Azure AD Identity protection has reached “GA” milestone 15th of September and here it’s in action.
Azure Active Directory Identity Protection takes secure identity and access management to the next level by detecting attacks in real time, informing you of risks and applying controls to keep your enterprise safe.
The service detects suspicious activities for users and privileged (admin) identities based on signals like brute force attacks, leaked credentials, sign ins from unfamiliar locations, infected devices and more and provide remediation recommendations to protect against these activities in real-time. More importantly, based on these suspicious activities, a user risk severity is calculated and risk-based conditional access policies can be configured and automatically protect the identities of your
Identity Protection in Action
Activate Identity Protection from Azure portal (search “identity protection” and create). When activated launch the application and welcome screen should look like below. Just reminder that if your organization is using EMS, check changes to EMS licenses.
There are couple of settings to configure. Start with Multi-factor authentication. I have configured MFA registration enforced at next login to all users.
User-Risk policy defines “block access”. Two (2) admin users has been excluded from this policy.
Sign-In Risk policy defines “block access” behavior if risk is identified.
Login to http://portal.office.com and you can see that domain where I’m logging to is federated because user login is redirected to on-premises ADFS instance.
Then I’m traveling quite fast from Espoo, Finland to Netherland with my fancy TOR browser and login to same address portal.office.com. After I have input my user credentials the Identity Protection comes in to the play and identifies risk in this user sign-in and blocks access to O365 services.
Navigating back portal.azure.com there is logged event at risk event category. From there you can have more information about the risk, user sign-in and to perform actions for example reset user password if needed.

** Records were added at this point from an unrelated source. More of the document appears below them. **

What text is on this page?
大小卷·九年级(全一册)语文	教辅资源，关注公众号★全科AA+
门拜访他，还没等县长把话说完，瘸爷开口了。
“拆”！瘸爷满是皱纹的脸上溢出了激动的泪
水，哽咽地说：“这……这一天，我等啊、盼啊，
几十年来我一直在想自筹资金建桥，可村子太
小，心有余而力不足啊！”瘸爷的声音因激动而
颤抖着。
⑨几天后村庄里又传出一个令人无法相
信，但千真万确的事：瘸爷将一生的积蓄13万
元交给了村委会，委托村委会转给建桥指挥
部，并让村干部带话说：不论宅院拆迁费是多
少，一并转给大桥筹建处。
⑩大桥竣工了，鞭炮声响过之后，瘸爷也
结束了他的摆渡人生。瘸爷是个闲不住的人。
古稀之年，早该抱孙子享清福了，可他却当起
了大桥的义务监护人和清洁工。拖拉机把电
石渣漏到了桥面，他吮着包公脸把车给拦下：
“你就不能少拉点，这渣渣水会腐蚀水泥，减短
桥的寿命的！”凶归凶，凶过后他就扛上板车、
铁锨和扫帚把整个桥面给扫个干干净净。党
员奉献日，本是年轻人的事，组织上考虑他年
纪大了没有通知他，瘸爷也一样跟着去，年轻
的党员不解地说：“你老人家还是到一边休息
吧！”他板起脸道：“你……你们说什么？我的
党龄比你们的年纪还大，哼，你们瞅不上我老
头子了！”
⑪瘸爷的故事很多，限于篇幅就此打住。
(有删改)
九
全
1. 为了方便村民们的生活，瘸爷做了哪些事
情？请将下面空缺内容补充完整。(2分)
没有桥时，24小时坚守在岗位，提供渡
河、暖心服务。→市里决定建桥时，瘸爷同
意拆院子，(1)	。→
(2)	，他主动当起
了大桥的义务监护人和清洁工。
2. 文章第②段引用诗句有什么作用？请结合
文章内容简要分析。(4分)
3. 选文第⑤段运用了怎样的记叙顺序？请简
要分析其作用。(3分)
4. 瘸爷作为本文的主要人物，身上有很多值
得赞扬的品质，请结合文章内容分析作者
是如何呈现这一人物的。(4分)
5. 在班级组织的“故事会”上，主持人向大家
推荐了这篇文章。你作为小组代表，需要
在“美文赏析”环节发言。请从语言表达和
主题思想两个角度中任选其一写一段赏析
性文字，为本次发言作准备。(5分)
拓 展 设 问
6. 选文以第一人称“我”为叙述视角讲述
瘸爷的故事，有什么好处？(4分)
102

I have found Identity Protection extremely useful protection mechanism when we are talking about cloud workloads. Here are more details from its capabilities
Detecting risk events and risky accounts:
- Detecting 6 risk event types using machine learning and heuristic rules
- Calculating user risk levels
- Providing custom recommendations to improve overall security posture by highlighting vulnerabilities
Investigating risk events:
- Sending notifications for risk events
- Investigating risk events using relevant and contextual information
- Providing basic workflows to track investigations
- Providing easy access to remediation actions such as password reset
Risk-based conditional access policies:
- Policy to mitigate risky sign-ins by blocking sign-ins or requiring multi-factor authentication challenges.
- Policy to block or secure risky user accounts
- Policy to require users to register for multi-factor authentication
Guidelines from Microsoft
Exclude users who are likely to generate a lot of false-positives (developers, security analysts)
- Exclude users in locales where enabling the policy is not practical (for example no access to helpdesk)
- Use a High threshold during initial policy roll out, or if you must minimize challenges seen by end users.
- Use a Low threshold if your organization requires greater security. Selecting a Low threshold introduces additional user sign-in challenges, but increased security.